The intense backlash against a “religious objections” law in Indiana and a similar effort in Arkansas should send a clear message to lawmakers around the country: Gay-bashing is no longer a fashionable political sport. Unfortunately, not everyone has gotten the word.
The controversy in Indiana is being followed closely by civil liberties groups around the country, including in Florida, because a sort of political Gresham’s Law seems to operate in legislative circles. A bad law in one state gives rise to similar efforts in others, particularly when it comes to the social practices and customs hiding under the cover of “family values.”
Florida has been drawn peripherally into the Indiana controversy because it has been cited — wrongly — as one of nearly 20 states with a “similar” version of the Hoosier State’s Religious Freedom Restoration Act. This is, at best, misleading. Florida’s version contains significant differences that render it unobjectionable.
The legislation was passed in 1998 and signed by Gov. Lawton Chiles without controversy. Like the federal statute signed by President Clinton, the objective is to protect individuals who want to practice their religion without undue interference from government: “The government shall not substantially burden a person’s exercise of religion.”

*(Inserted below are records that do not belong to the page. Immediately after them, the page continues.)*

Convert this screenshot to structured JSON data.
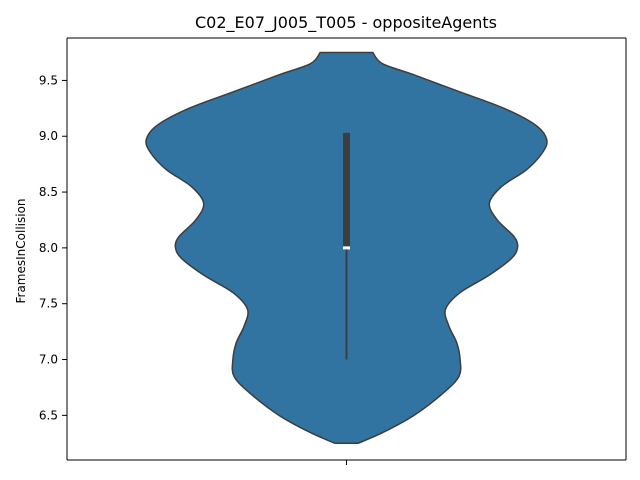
{
  "chart_data": {
    "type": "violin",
    "title": "C02_E07_J005_T005 - oppositeAgents",
    "xlabel": "",
    "ylabel": "FramesInCollision",
    "ylim": [
      6.1,
      9.88
    ],
    "yticks": [
      "6.5",
      "7.0",
      "7.5",
      "8.0",
      "8.5",
      "9.0",
      "9.5"
    ],
    "ytick_values": [
      6.5,
      7.0,
      7.5,
      8.0,
      8.5,
      9.0,
      9.5
    ],
    "xticks": [
      ""
    ],
    "grid": false,
    "violin": {
      "color": "#3274a1",
      "edge_color": "#3d3d3d",
      "range": [
        6.25,
        9.75
      ],
      "median": 8.0,
      "q1": 8.0,
      "q3": 9.03,
      "whisker_low": 7.0,
      "whisker_high": 9.03,
      "density_profile": [
        [
          6.25,
          0.052
        ],
        [
          6.35,
          0.165
        ],
        [
          6.5,
          0.3
        ],
        [
          6.7,
          0.43
        ],
        [
          6.85,
          0.5
        ],
        [
          7.0,
          0.505
        ],
        [
          7.15,
          0.49
        ],
        [
          7.3,
          0.455
        ],
        [
          7.45,
          0.44
        ],
        [
          7.6,
          0.505
        ],
        [
          7.75,
          0.63
        ],
        [
          7.9,
          0.73
        ],
        [
          8.0,
          0.76
        ],
        [
          8.1,
          0.745
        ],
        [
          8.25,
          0.67
        ],
        [
          8.4,
          0.635
        ],
        [
          8.55,
          0.69
        ],
        [
          8.7,
          0.8
        ],
        [
          8.85,
          0.87
        ],
        [
          8.97,
          0.89
        ],
        [
          9.1,
          0.84
        ],
        [
          9.25,
          0.7
        ],
        [
          9.4,
          0.5
        ],
        [
          9.55,
          0.3
        ],
        [
          9.65,
          0.16
        ],
        [
          9.75,
          0.117
        ]
      ]
    }
  }
}
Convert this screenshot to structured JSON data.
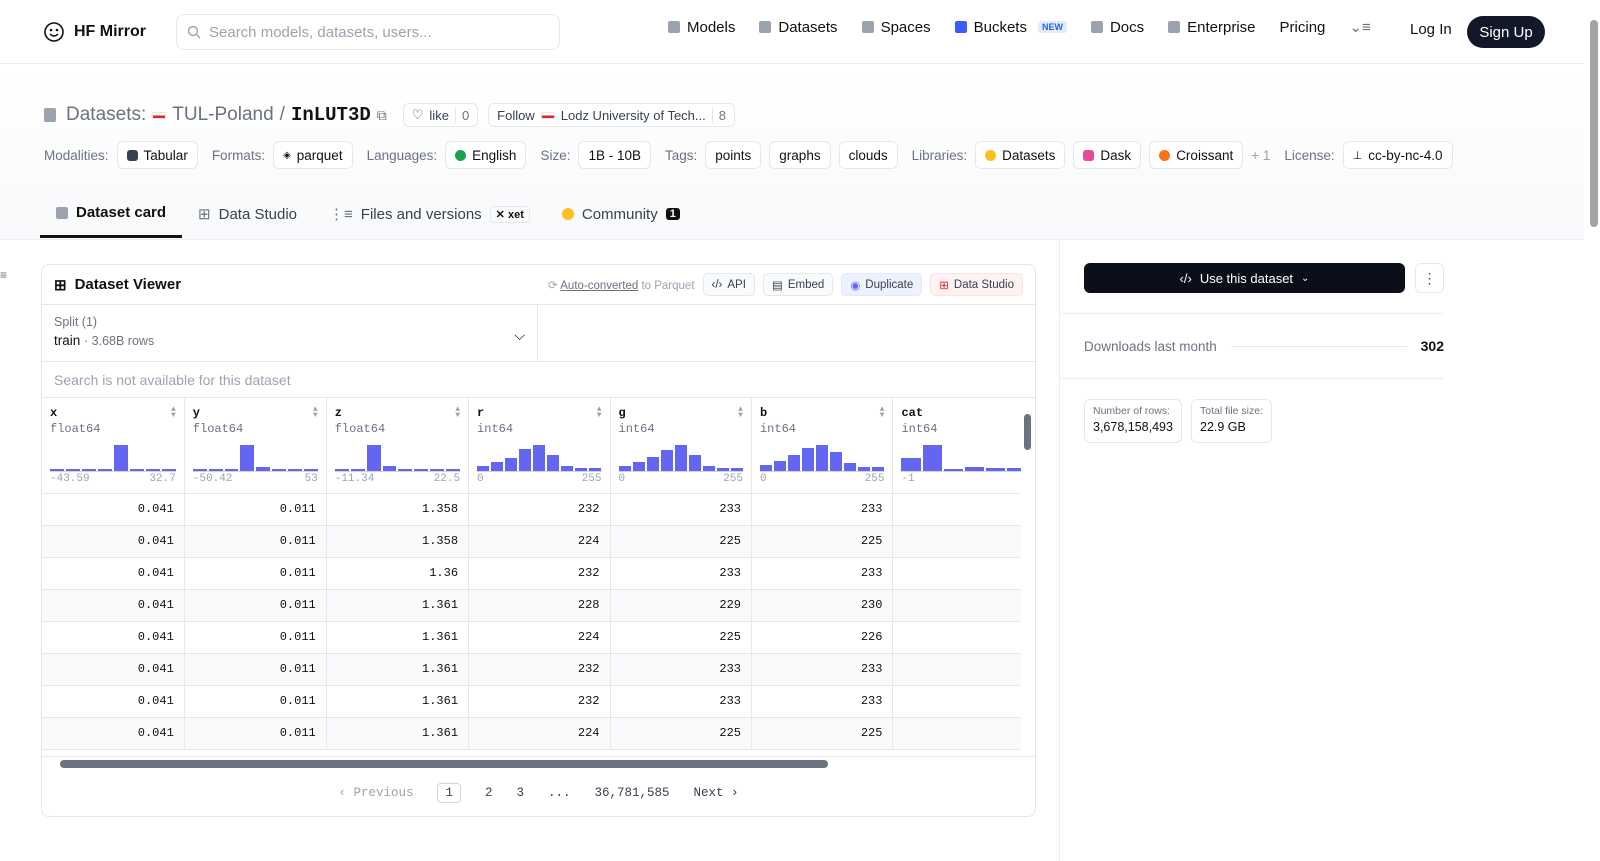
{
  "nav": {
    "brand": "HF Mirror",
    "search_placeholder": "Search models, datasets, users...",
    "links": [
      {
        "label": "Models",
        "icon": "models-icon"
      },
      {
        "label": "Datasets",
        "icon": "datasets-icon"
      },
      {
        "label": "Spaces",
        "icon": "spaces-icon"
      },
      {
        "label": "Buckets",
        "icon": "buckets-icon",
        "badge": "NEW"
      },
      {
        "label": "Docs",
        "icon": "docs-icon"
      },
      {
        "label": "Enterprise",
        "icon": "enterprise-icon"
      },
      {
        "label": "Pricing"
      }
    ],
    "login": "Log In",
    "signup": "Sign Up"
  },
  "dataset": {
    "prefix": "Datasets:",
    "owner": "TUL-Poland",
    "name": "InLUT3D",
    "like_label": "like",
    "like_count": "0",
    "follow_label": "Follow",
    "follow_org": "Lodz University of Tech...",
    "follow_count": "8"
  },
  "tags": {
    "modalities_label": "Modalities:",
    "modality": "Tabular",
    "formats_label": "Formats:",
    "format": "parquet",
    "languages_label": "Languages:",
    "language": "English",
    "size_label": "Size:",
    "size": "1B - 10B",
    "tags_label": "Tags:",
    "tag_list": [
      "points",
      "graphs",
      "clouds"
    ],
    "libraries_label": "Libraries:",
    "library_list": [
      "Datasets",
      "Dask",
      "Croissant"
    ],
    "more": "+ 1",
    "license_label": "License:",
    "license": "cc-by-nc-4.0"
  },
  "tabs": [
    {
      "label": "Dataset card",
      "active": true
    },
    {
      "label": "Data Studio"
    },
    {
      "label": "Files and versions",
      "badge": "xet"
    },
    {
      "label": "Community",
      "badge": "1"
    }
  ],
  "viewer": {
    "title": "Dataset Viewer",
    "auto_converted": "Auto-converted",
    "auto_suffix": "to Parquet",
    "api": "API",
    "embed": "Embed",
    "duplicate": "Duplicate",
    "data_studio": "Data Studio",
    "split_label": "Split (1)",
    "split_value": "train",
    "split_rows": "3.68B rows",
    "search_notice": "Search is not available for this dataset",
    "columns": [
      {
        "name": "x",
        "dtype": "float64",
        "min": "-43.59",
        "max": "32.7",
        "hist": [
          0.05,
          0.05,
          0.05,
          0.05,
          1.0,
          0.05,
          0.05,
          0.05
        ]
      },
      {
        "name": "y",
        "dtype": "float64",
        "min": "-50.42",
        "max": "53",
        "hist": [
          0.05,
          0.05,
          0.05,
          1.0,
          0.15,
          0.05,
          0.05,
          0.05
        ]
      },
      {
        "name": "z",
        "dtype": "float64",
        "min": "-11.34",
        "max": "22.5",
        "hist": [
          0.05,
          0.05,
          1.0,
          0.2,
          0.05,
          0.05,
          0.05,
          0.05
        ]
      },
      {
        "name": "r",
        "dtype": "int64",
        "min": "0",
        "max": "255",
        "hist": [
          0.2,
          0.35,
          0.5,
          0.85,
          1.0,
          0.6,
          0.2,
          0.1,
          0.1
        ]
      },
      {
        "name": "g",
        "dtype": "int64",
        "min": "0",
        "max": "255",
        "hist": [
          0.2,
          0.35,
          0.55,
          0.8,
          1.0,
          0.6,
          0.2,
          0.1,
          0.1
        ]
      },
      {
        "name": "b",
        "dtype": "int64",
        "min": "0",
        "max": "255",
        "hist": [
          0.25,
          0.4,
          0.6,
          0.9,
          1.0,
          0.75,
          0.3,
          0.15,
          0.15
        ]
      },
      {
        "name": "cat",
        "dtype": "int64",
        "min": "-1",
        "max": "",
        "hist": [
          0.5,
          1.0,
          0.05,
          0.15,
          0.1,
          0.1
        ]
      }
    ],
    "rows": [
      [
        "0.041",
        "0.011",
        "1.358",
        "232",
        "233",
        "233",
        ""
      ],
      [
        "0.041",
        "0.011",
        "1.358",
        "224",
        "225",
        "225",
        ""
      ],
      [
        "0.041",
        "0.011",
        "1.36",
        "232",
        "233",
        "233",
        ""
      ],
      [
        "0.041",
        "0.011",
        "1.361",
        "228",
        "229",
        "230",
        ""
      ],
      [
        "0.041",
        "0.011",
        "1.361",
        "224",
        "225",
        "226",
        ""
      ],
      [
        "0.041",
        "0.011",
        "1.361",
        "232",
        "233",
        "233",
        ""
      ],
      [
        "0.041",
        "0.011",
        "1.361",
        "232",
        "233",
        "233",
        ""
      ],
      [
        "0.041",
        "0.011",
        "1.361",
        "224",
        "225",
        "225",
        ""
      ]
    ],
    "pager": {
      "previous": "Previous",
      "pages": [
        "1",
        "2",
        "3",
        "...",
        "36,781,585"
      ],
      "current": "1",
      "next": "Next"
    }
  },
  "sidebar": {
    "use_button": "Use this dataset",
    "downloads_label": "Downloads last month",
    "downloads_value": "302",
    "rows_label": "Number of rows:",
    "rows_value": "3,678,158,493",
    "size_label": "Total file size:",
    "size_value": "22.9 GB"
  }
}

The Indiana law, however, is a horse of another color. A report by PolitiFact made the distinction clear: “Indiana’s law says the law can be used to protect religious freedom in private disputes, even if the government is not a party. Florida’s law has no such language.” Further, Indiana’s law extends protections to corporations, and that, too, is different from Florida law.
Significantly, Indiana’s law came into play after courts around the country started striking down same-sex marriage bans, including in that state. Same-sex marriage opponents in Indiana were among the law’s biggest backers, and proudly present when Gov. Mike Pence signed it into law.
Critics believe it was intended to specifically cover situations such as the photographer who did not want to participate in a same-sex wedding or the florist who did not want to provide flowers for a similar ceremony. Gays and lesbians rightly complained that it seemed designed to protect those who discriminate against them.
On Wednesday, at the governor’s request, Indiana lawmakers were reportedly considering a change that says the new law can’t be used as a legal defense for refusing to provide services, goods or accommodations to residents based on their sexual orientation. In Arkansas, Gov. Asa Hutchinson, backed away from a promise to sign a controversial religious-objections bill modeled after Indiana’s. If the law were as unobjectionable as supporters claim, no such retreat would be necessary.
That should be enough to stop gay-bashing efforts elsewhere. Sadly, however, there are other objectionable versions of anti-gay legislation moving forward in states including Florida.
In mid-March a House panel approved a plan to allow private adoption agencies to deny adoptions based on “religious or moral convictions.” This followed a successful move led by Miami Beach Rep. David Richardson to get the House to strike down an unconstitutional, hence unenforceable, 1977 gay adoption ban.
Mr. Richardson apparently believed these are more enlightened times. If he’s wrong and the Legislature approves the gay adoption maneuver, the Sunshine State may be in for its own backlash.